Im Übrigen besteht in jeder kreisfreien Stadt und in jeden Kreis eine Betreuungsbehörde. Die sind verpflichtet Sie bei Ihrer Tätigkeit zu unterstützen und zu beraten. Im Zweifelsfall besteht auch die Möglichkeit den jeweilig zuständigen Richter oder Sachbearbeiter beim AG zu Rate zu ziehen.

MFG
A. Singendonk, Berufsbetreuer

Betreuer 02.11.2006 12:47

Hallo,

vielen Dank für Eire umfangreichen Antworten!

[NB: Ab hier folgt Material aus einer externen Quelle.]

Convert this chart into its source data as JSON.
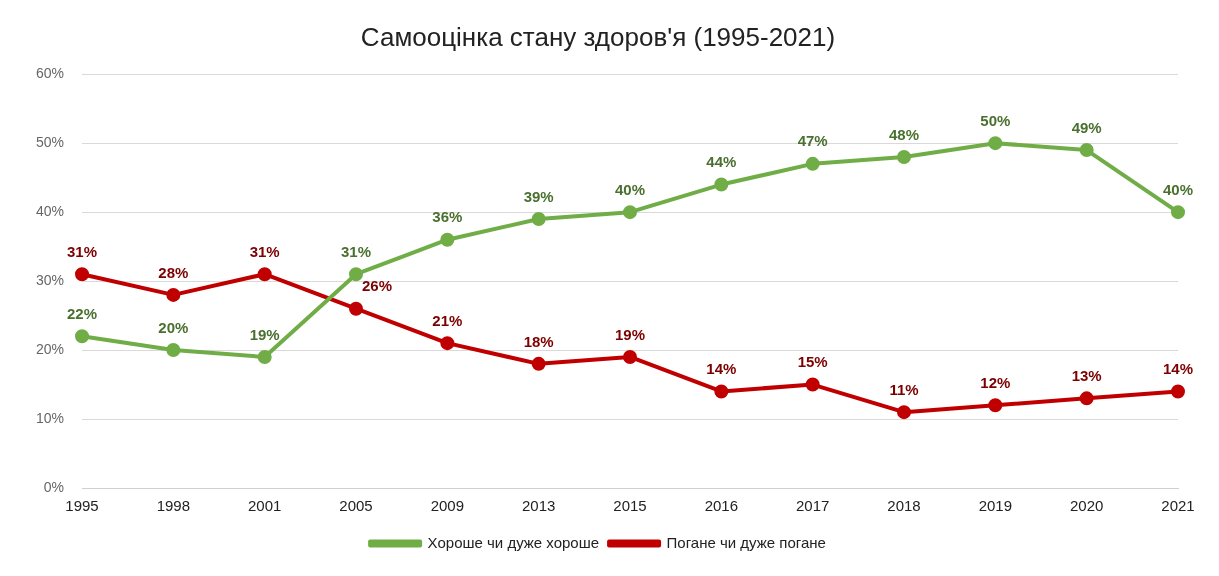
{
  "chart_data": {
    "type": "line",
    "title": "Самооцінка стану здоров'я (1995-2021)",
    "categories": [
      "1995",
      "1998",
      "2001",
      "2005",
      "2009",
      "2013",
      "2015",
      "2016",
      "2017",
      "2018",
      "2019",
      "2020",
      "2021"
    ],
    "series": [
      {
        "name": "Хороше чи дуже хороше",
        "color": "#70ad47",
        "values": [
          22,
          20,
          19,
          31,
          36,
          39,
          40,
          44,
          47,
          48,
          50,
          49,
          40
        ],
        "value_labels": [
          "22%",
          "20%",
          "19%",
          "31%",
          "36%",
          "39%",
          "40%",
          "44%",
          "47%",
          "48%",
          "50%",
          "49%",
          "40%"
        ]
      },
      {
        "name": "Погане чи дуже погане",
        "color": "#c00000",
        "values": [
          31,
          28,
          31,
          26,
          21,
          18,
          19,
          14,
          15,
          11,
          12,
          13,
          14
        ],
        "value_labels": [
          "31%",
          "28%",
          "31%",
          "26%",
          "21%",
          "18%",
          "19%",
          "14%",
          "15%",
          "11%",
          "12%",
          "13%",
          "14%"
        ]
      }
    ],
    "ylim": [
      0,
      60
    ],
    "yticks": [
      {
        "value": 0,
        "label": "0%"
      },
      {
        "value": 10,
        "label": "10%"
      },
      {
        "value": 20,
        "label": "20%"
      },
      {
        "value": 30,
        "label": "30%"
      },
      {
        "value": 40,
        "label": "40%"
      },
      {
        "value": 50,
        "label": "50%"
      },
      {
        "value": 60,
        "label": "60%"
      }
    ],
    "grid": "y",
    "legend": "bottom",
    "marker": "circle",
    "line_style": "solid"
  }
}
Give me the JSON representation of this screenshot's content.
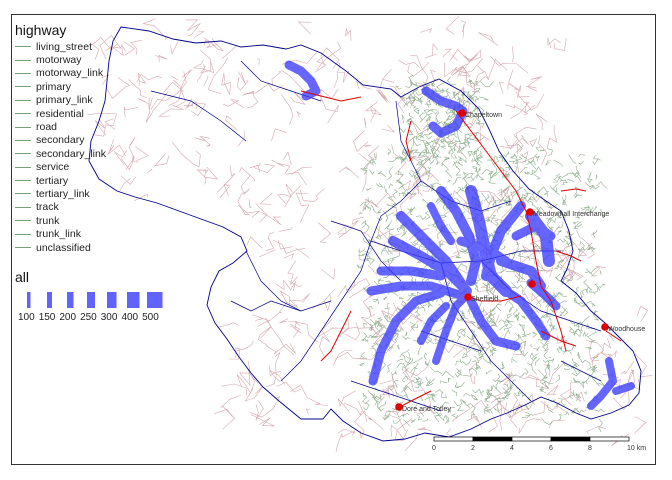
{
  "legend": {
    "title": "highway",
    "items": [
      "living_street",
      "motorway",
      "motorway_link",
      "primary",
      "primary_link",
      "residential",
      "road",
      "secondary",
      "secondary_link",
      "service",
      "tertiary",
      "tertiary_link",
      "track",
      "trunk",
      "trunk_link",
      "unclassified"
    ]
  },
  "size_legend": {
    "title": "all",
    "values": [
      "100",
      "150",
      "200",
      "250",
      "300",
      "400",
      "500"
    ]
  },
  "places": [
    {
      "name": "Chapeltown"
    },
    {
      "name": "Meadowhall Interchange"
    },
    {
      "name": "Sheffield"
    },
    {
      "name": "Woodhouse"
    },
    {
      "name": "Dore and Totley"
    }
  ],
  "scale_bar": {
    "labels": [
      "0",
      "2",
      "4",
      "6",
      "8",
      "10 km"
    ]
  },
  "colors": {
    "flow": "#3b3bff",
    "boundary": "#00008b",
    "minor_roads": "#c9a0a8",
    "residential": "#8fae8f",
    "major_roads": "#e00000",
    "points": "#e00000"
  }
}
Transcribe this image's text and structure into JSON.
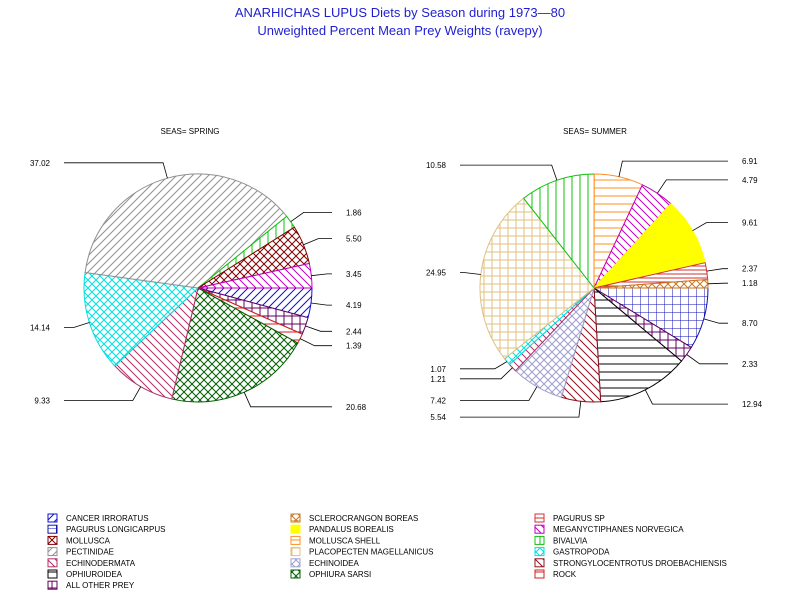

Bin erstaunt, zu lesen, das das Gericht die Zustimmung zur Kündigung der Wohnung geben muß. Als ich das erste Mal bei Gericht war, klärte die Dame dort, welche Aufgabenbereiche es gibt als Betreuer. Hat mir alles nicht sonderlich viel gesagt. Also habe ich ihr aufgezählt, was ich alles machen muß: Wohnung kündigen, mich um einen Heimplatz kümmern, etc. Dementsprechend hat sie die Aufgabenbereiche angekreutzt. Spätestens in dem Moment, hätte sie mich doch darüber informieren müssen, das ich die Wohnung gar nicht einfach so kündigen kann. Wie auch immer, werde mir also die Kündigungsabsicht von denen nun schriftlich geben lassen.

Ein ganz anderes Problem:
Auf eines der überzogenen Konten ist nun ihre Rente eingegangen. Habe ich eine Möglichkeit an diese Rente für sie ranzukommen? Bzw. derjenige der es dorthin überwiesen hat? Einzüge konnte ich ja widersprechen, geht das bei einer Überweisung auf ihr Konto auch?

Danke im voraus!

Edith

chaos-pilot 02.11.2006 13:19

Rente
 
Hallo,

alle Sozialleistungen SGB II oder XII o.ä. sind prinzipiell von einer möglichen Pfändung frei.
Das gilt auch für Renten, soweit sie die Höhe der Sozialleistungen nicht überschreiten.
Prinzipiell sollten Sie aber auf jeden Fall ein Gespräch mit der Bank suchen. Ziel ist es den Dispokreditrahmen auf Null zu bringen. Da die Betreute aber die Schulden nicht zahlen kann, besteht hier nur die Möglichkeit den Dispokredit in einen normalen Kredit umzuwandeln. Der kann aber ebenfalls nicht bezahlt werden. Wie gesagt, Sozialleistungen und Einnahmen unterhalb der Pfändungsfreigrenzen können auch in diesem Fall nicht gepfändet werden. (Ich finde man sollte sich auch nicht auf Ratenzahlungen einlassen, wenn das Einkommen der Betreuten unterhalb der Pfändungsfreigrenze liegt, unsere Aufgabe ist nicht die Banken oder andere Gläubiger glücklich zu machen!!!) So ein Gespräch verläuft immer hochinteressant, vor allem, wenn man der Bank mitteilt, dass sie voraussichtlich gar nix bekomen werden:-)
Im Zweifelsfall kann man das Konto auflösen, auch mit Minus und dann rechtzeitig bei einer anderen Bank (hier bleiben allerdings nicht viele Möglichkeiten, weil es ja die SchuFa gibt) ein neues Konto einzurichten. Auch besteht die Möglichkeit, dass, wenn die Betreute nirgendwo mehr ein Konto bekommt ein entsprechendes Dienstkonto des Betreuers einzurichten. Hier ist aber, genauso, wie bei allen anderen Konten, die der Betreuer für die Betreute führt auf genaueste Buchhaltung zu achten, damit nachgewiesen werden kann, wer wann wie viel, wofür ausgegeben hat.